State supe unveils algebra plan

State Superintendent of Public Instruction Jack O’Connell unveiled his “Algebra I Success Initiative” today in response to the state Board of Education’s recent decision to require all eighth-graders to take Algebra I starting in three years.

O’Connell opposed the decision but said in a statement that “given the State Board’s decision, I believe it is imperative we focus on ensuring our students are now given the resources they need to successfully reach this mandate.”

His plan calls for $3.1 billion in state funding to lower seventh- and eighth-grade math class sizes, increase instructional time, expand afterschool and weekend tutorial programs, provide professional development and instructional materials to teachers, and recruit and retain quality instructors, among other things.

Fremont math teacher Edie Birbeck has taught for 20 years and says she’s opposed to forcing algebra down the throats of students who aren’t developmentally ready to master the concepts. She’s also skeptical about pouring more money into professional development. As she sees it, teachers already are trained, but if a) class sizes are too large and b) students just aren’t ready for algebra, the latest state mandate is doomed for failure.

You can read more comments from local educators in tomorrow’s Argus. In the meantime, feel free to share your thoughts about the eighth-grade Algebra I mandate.

image from Bubblesthepiggy’s site at flickr.com.

Linh Tat


  1. This top-down, one-size-fits-all management by politicians completely ignorant of pedagogy has completely ruined our schools. When they start listening to the teachers then maybe we’ll get somewhere, but by then all the good ones will have quit or taken early retirement to escape the insanity.
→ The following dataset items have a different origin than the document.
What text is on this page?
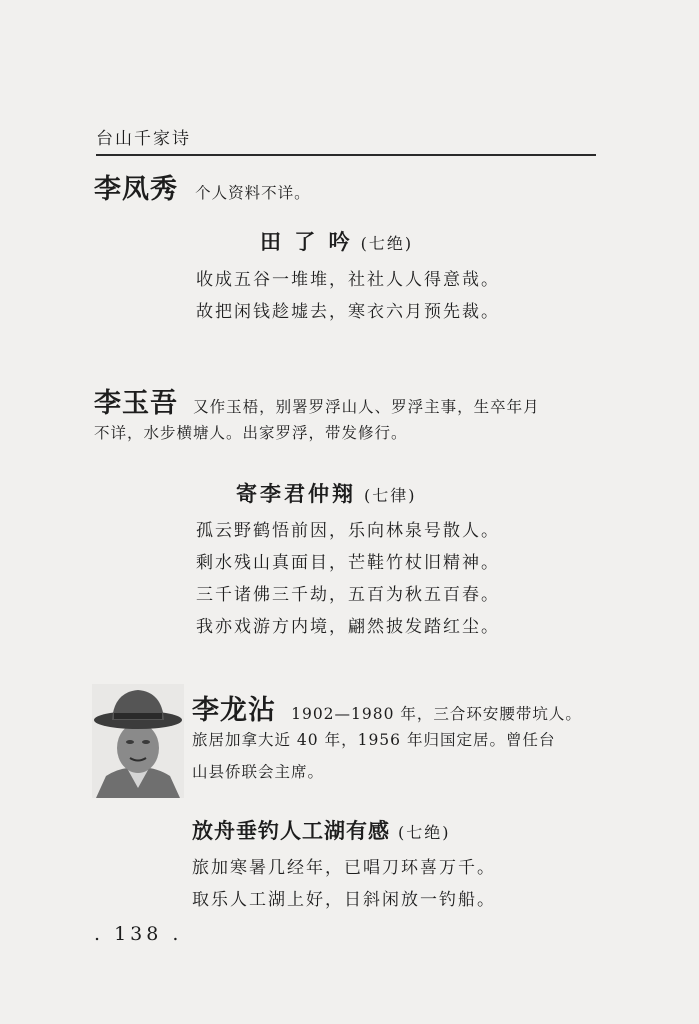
台山千家诗
李凤秀 个人资料不详。
田 了 吟 (七绝)
收成五谷一堆堆，社社人人得意哉。
故把闲钱趁墟去，寒衣六月预先裁。
李玉吾 又作玉梧，别署罗浮山人、罗浮主事，生卒年月
不详，水步横塘人。出家罗浮，带发修行。
寄李君仲翔 (七律)
孤云野鹤悟前因，乐向林泉号散人。
剩水残山真面目，芒鞋竹杖旧精神。
三千诸佛三千劫，五百为秋五百春。
我亦戏游方内境，翩然披发踏红尘。
李龙沾 1902—1980 年，三合环安腰带坑人。
旅居加拿大近 40 年，1956 年归国定居。曾任台
山县侨联会主席。
放舟垂钓人工湖有感 (七绝)
旅加寒暑几经年，已唱刀环喜万千。
取乐人工湖上好，日斜闲放一钓船。
. 138 .
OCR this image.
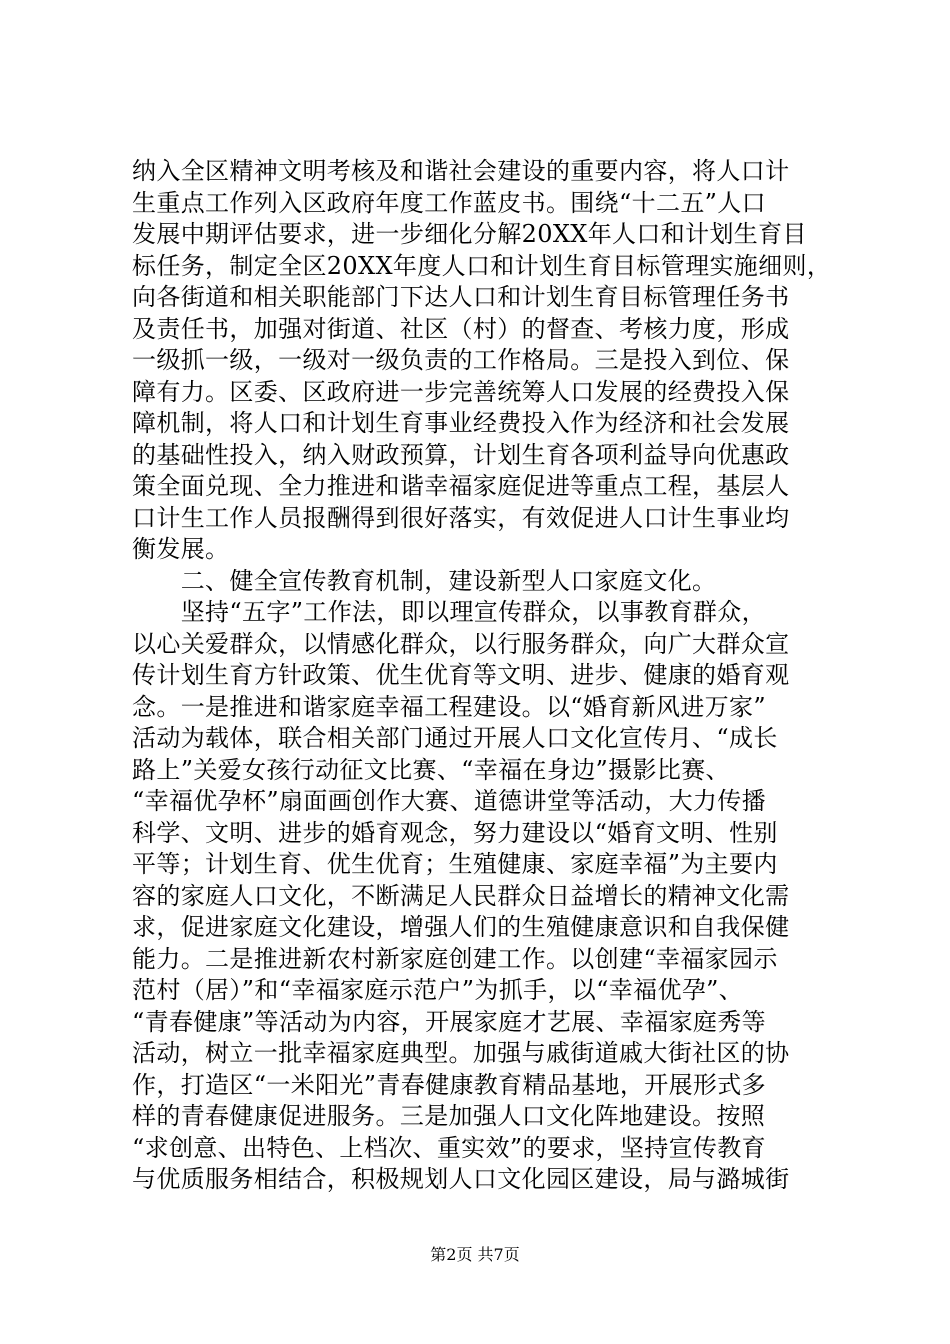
纳入全区精神文明考核及和谐社会建设的重要内容，将人口计
生重点工作列入区政府年度工作蓝皮书。围绕“十二五”人口
发展中期评估要求，进一步细化分解20XX年人口和计划生育目
标任务，制定全区20XX年度人口和计划生育目标管理实施细则，
向各街道和相关职能部门下达人口和计划生育目标管理任务书
及责任书，加强对街道、社区（村）的督查、考核力度，形成
一级抓一级，一级对一级负责的工作格局。三是投入到位、保
障有力。区委、区政府进一步完善统筹人口发展的经费投入保
障机制，将人口和计划生育事业经费投入作为经济和社会发展
的基础性投入，纳入财政预算，计划生育各项利益导向优惠政
策全面兑现、全力推进和谐幸福家庭促进等重点工程，基层人
口计生工作人员报酬得到很好落实，有效促进人口计生事业均
衡发展。
　　二、健全宣传教育机制，建设新型人口家庭文化。
　　坚持“五字”工作法，即以理宣传群众，以事教育群众，
以心关爱群众，以情感化群众，以行服务群众，向广大群众宣
传计划生育方针政策、优生优育等文明、进步、健康的婚育观
念。一是推进和谐家庭幸福工程建设。以“婚育新风进万家”
活动为载体，联合相关部门通过开展人口文化宣传月、“成长
路上”关爱女孩行动征文比赛、“幸福在身边”摄影比赛、
“幸福优孕杯”扇面画创作大赛、道德讲堂等活动，大力传播
科学、文明、进步的婚育观念，努力建设以“婚育文明、性别
平等；计划生育、优生优育；生殖健康、家庭幸福”为主要内
容的家庭人口文化，不断满足人民群众日益增长的精神文化需
求，促进家庭文化建设，增强人们的生殖健康意识和自我保健
能力。二是推进新农村新家庭创建工作。以创建“幸福家园示
范村（居）”和“幸福家庭示范户”为抓手，以“幸福优孕”、
“青春健康”等活动为内容，开展家庭才艺展、幸福家庭秀等
活动，树立一批幸福家庭典型。加强与戚街道戚大街社区的协
作，打造区“一米阳光”青春健康教育精品基地，开展形式多
样的青春健康促进服务。三是加强人口文化阵地建设。按照
“求创意、出特色、上档次、重实效”的要求，坚持宣传教育
与优质服务相结合，积极规划人口文化园区建设，局与潞城街
第2页 共7页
    This penalizes the struggling kids who are not ready for algebra, and the advanced ones who get bored and ignored.

    In a sound bite: No Child Left Behind and its supporters are leaving all children behind.

  2. That sound bite was conceived, optimized and marketed by our own California teachers unions. And we are all aware of the stellar job California was doing before No Child Left Behind.

  3. From my experience, NCLB has eviscerated our schools. The focus is on readying the unready for state tests instead of teaching what kids are ready for. Things are so awful, I’m strongly considering homeschooling.

    And the message was conceived, optimized(?), and marketed(?) by me.

  4. Jon, I’m ambivalent, and can live with or without the No Child Left Behind Act. I do understand the act’s shortcomings. But I wont allow teachers -present, on leave or retired- claim that California’s education system was on a path other than one of dismal failure before 2001. NCLB may have masked the problem, or accelerated the decline. You pick. But one thing if for sure, and that is our public school problems are far more complex than an ignorant “sound bite”.

  5. NCLB has been a complete and utter disaster, there is question about it. Any future without NCLB is a brighter one!